In Java, there are separate synchronized collections, because acquiring a lock takes time. Normally one uses thread-unsafe collections. Java also gives a very ergonomic way to run any fragment under a lock (the `synchronized` operator).

Rust avoids all this entirely, by using its type system.

CJefferson|7 months ago

Before Rust, I'd reached the personal conclusion that large-scale thread-safe software was almost impossible -- certainly it required the highest levels of software engineering. Multi-process code was a much more reasonable option for mere mortals.

Rust on the other hand solves that.
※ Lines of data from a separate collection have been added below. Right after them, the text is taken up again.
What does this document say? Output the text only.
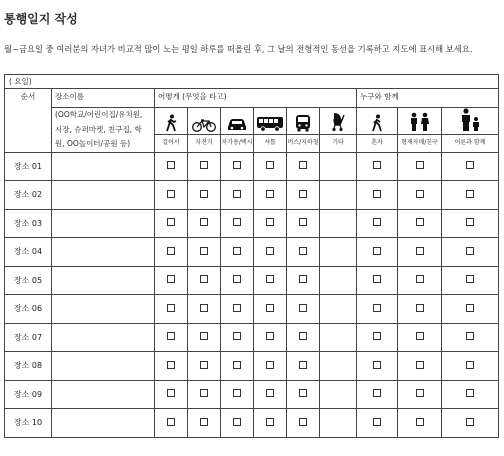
통행일지 작성
월~금요일 중 여러분의 자녀가 비교적 많이 노는 평일 하루를 떠올린 후, 그 날의 전형적인 동선을 기록하고 지도에 표시해 보세요.
( 요일)										
순서	장소이름	어떻게 (무엇을 타고)						누구와 함께		
	(OO학교/어린이집/유치원, 시장, 슈퍼마켓, 친구집, 학원, OO놀이터/공원 등)									
		걸어서	자전거	자가용/택시	셔틀	버스/지하철	기타	혼자	형제자매/친구	어른과 함께
장소 01										
장소 02										
장소 03										
장소 04										
장소 05										
장소 06										
장소 07										
장소 08										
장소 09										
장소 10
There is code you can't write easily in Rust, but just yesterday I took a rust iteration, changed 'iter()' to 'par_iter()', and given it compiled I had high confidence it was going to work (which it did).

rowanG077|7 months ago

I'm pretty surprised by some other comments in this thread saying this is a rare occurrence in go. In my experience it's not rare at all.

Thaxll|7 months ago

I have a hard time believing that it's common to create SEGFAULT in Go, I worked with the language for a very long time and don't remember a single time where I've seen that. ( and i've seen many data race )

Not synchronizing writes on most data structure does not create a SEGFAULT, you have to be in a very specific condition to create one, those conditions are extremely rares and un-usual ( from the programmer perspective).
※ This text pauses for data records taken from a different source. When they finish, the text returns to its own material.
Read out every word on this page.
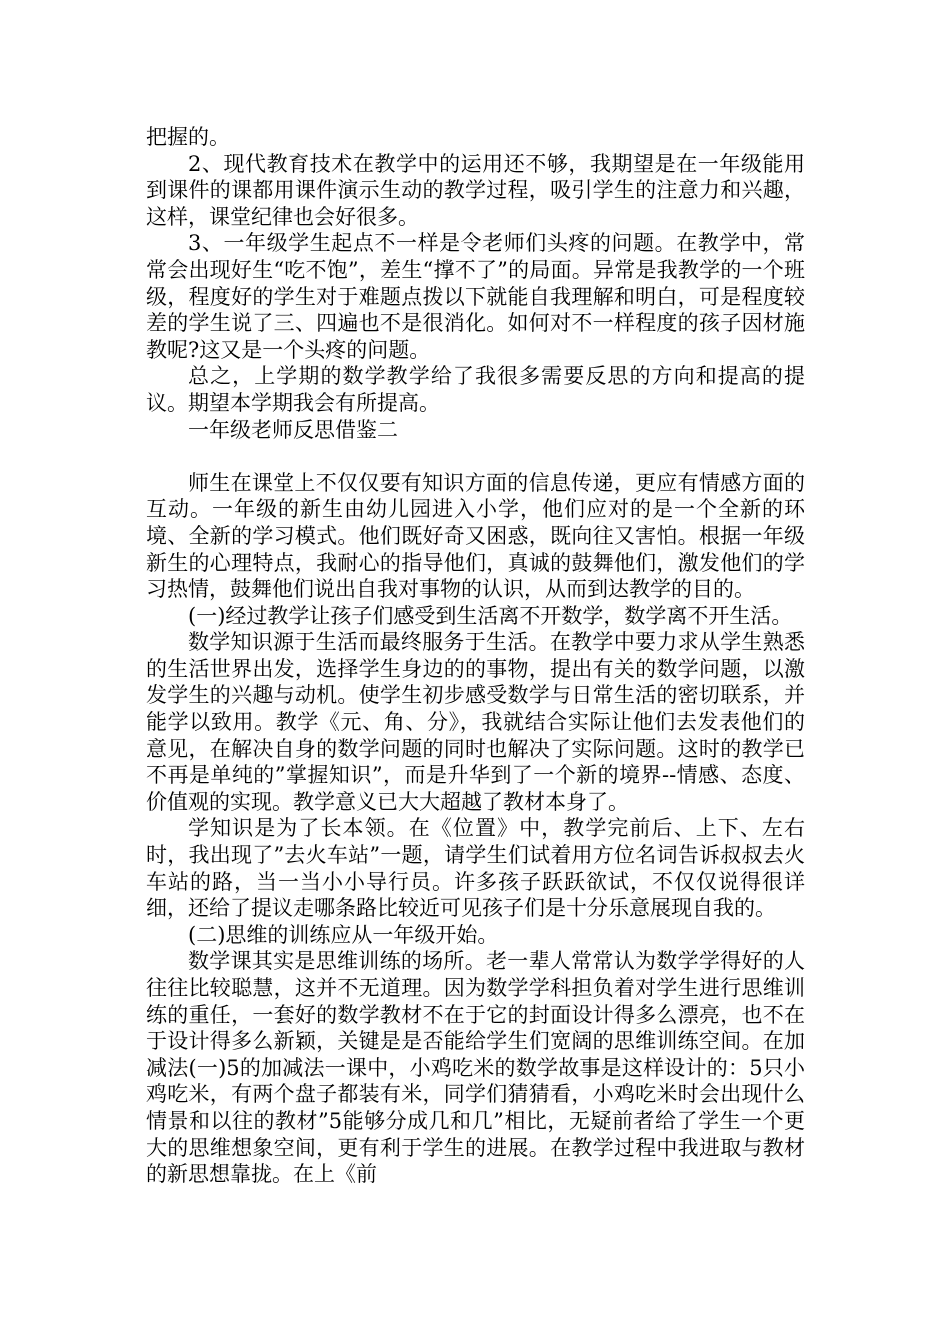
把握的。

2、现代教育技术在教学中的运用还不够，我期望是在一年级能用到课件的课都用课件演示生动的教学过程，吸引学生的注意力和兴趣，这样，课堂纪律也会好很多。

3、一年级学生起点不一样是令老师们头疼的问题。在教学中，常常会出现好生“吃不饱”，差生“撑不了”的局面。异常是我教学的一个班级，程度好的学生对于难题点拨以下就能自我理解和明白，可是程度较差的学生说了三、四遍也不是很消化。如何对不一样程度的孩子因材施教呢?这又是一个头疼的问题。

总之，上学期的数学教学给了我很多需要反思的方向和提高的提议。期望本学期我会有所提高。

一年级老师反思借鉴二

师生在课堂上不仅仅要有知识方面的信息传递，更应有情感方面的互动。一年级的新生由幼儿园进入小学，他们应对的是一个全新的环境、全新的学习模式。他们既好奇又困惑，既向往又害怕。根据一年级新生的心理特点，我耐心的指导他们，真诚的鼓舞他们，激发他们的学习热情，鼓舞他们说出自我对事物的认识，从而到达教学的目的。

(一)经过教学让孩子们感受到生活离不开数学，数学离不开生活。

数学知识源于生活而最终服务于生活。在教学中要力求从学生熟悉的生活世界出发，选择学生身边的的事物，提出有关的数学问题，以激发学生的兴趣与动机。使学生初步感受数学与日常生活的密切联系，并能学以致用。教学《元、角、分》，我就结合实际让他们去发表他们的意见，在解决自身的数学问题的同时也解决了实际问题。这时的教学已不再是单纯的”掌握知识”，而是升华到了一个新的境界--情感、态度、价值观的实现。教学意义已大大超越了教材本身了。

学知识是为了长本领。在《位置》中，教学完前后、上下、左右时，我出现了”去火车站”一题，请学生们试着用方位名词告诉叔叔去火车站的路，当一当小小导行员。许多孩子跃跃欲试，不仅仅说得很详细，还给了提议走哪条路比较近可见孩子们是十分乐意展现自我的。

(二)思维的训练应从一年级开始。

数学课其实是思维训练的场所。老一辈人常常认为数学学得好的人往往比较聪慧，这并不无道理。因为数学学科担负着对学生进行思维训练的重任，一套好的数学教材不在于它的封面设计得多么漂亮，也不在于设计得多么新颖，关键是是否能给学生们宽阔的思维训练空间。在加减法(一)5的加减法一课中，小鸡吃米的数学故事是这样设计的：5只小鸡吃米，有两个盘子都装有米，同学们猜猜看，小鸡吃米时会出现什么情景和以往的教材”5能够分成几和几”相比，无疑前者给了学生一个更大的思维想象空间，更有利于学生的进展。在教学过程中我进取与教材的新思想靠拢。在上《前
In OP blog to triggers one he's doing one of those condition in an infinite loop.

https://research.swtch.com/gorace

commandersaki|7 months ago

You really have to go hunting for a segfault in Go. The critical sentence in OP article is: in practice, of course, safety is not binary, it is a spectrum, and on that spectrum Go is much closer to a typical safe language than to C. OP just has a vested interest in proving safety of languages and is making a big deal where in practice there is none. People are not making loads of unsafe programs in Go nor deploying as such because it would be pretty quickly detected. This is much different to C and C++.

commandersaki|7 months ago

To put things in perspective, I posit to you, how many memory unsafe things can you do in Go that isn’t a variant of the same thing?

Or put another way what is the likelihood that a go program is memory unsafe?

tapirl|7 months ago

Listens your team had not sufficient review capacity at that time.

pjmlp|7 months ago

It is kind of wild that for a 21st century programming language, the amount of stuff in Go that should have been but never was, but hey Docker and Kubernetes.

9rx|7 months ago

On the flip side, what would be the point? There are already a million other languages that have everything and the kitchen sink.

Not going down the same road is the only reason it didn't end up on the pile of obscure languages nobody uses.

gok|7 months ago

Java is not memory-safe in the Rust sense.

ferreiratb|7 months ago

Can you elaborate on that?

adamwk|7 months ago

Crashing on shared access is the safe thing to do

mirashii|7 months ago

An intentional exit by a runtime is a safe crash. A segfault is not, and is here a clear sign that memory safety has been violated.

sapiogram|7 months ago

"Crashing" is a very positive spin. "The heap getting the corrupted until it was killed by the operating system" is another interpretation.

LtWorf|7 months ago

a segfault is completely unintentional. Had the kernel been older it could be used to execute code.

Mawr|7 months ago

Safety isn't binary, so your comment makes no sense.

kstrauser|7 months ago

I’d argue that unsafety is binary. If a normal eng doing normal things can break it without going out of their way to deliberately fool the compiler or runtime, I’d call it unsafe.

sapiogram|7 months ago

"Memory safety" has a specific, binary definition.

shadowgovt|7 months ago

Mostly because it was a remarkable improvement over what came before (and what came before was hilariously fragile).

int_19h|7 months ago

It was certainly not a remarkable improvement in the sense of being memory safe even in the face of race conditions. As the article points out, Java and C# both managed to do that, and both predate Go.

pjmlp|7 months ago

Only for those not paying attention outside mainstream, or too young to remember former languages.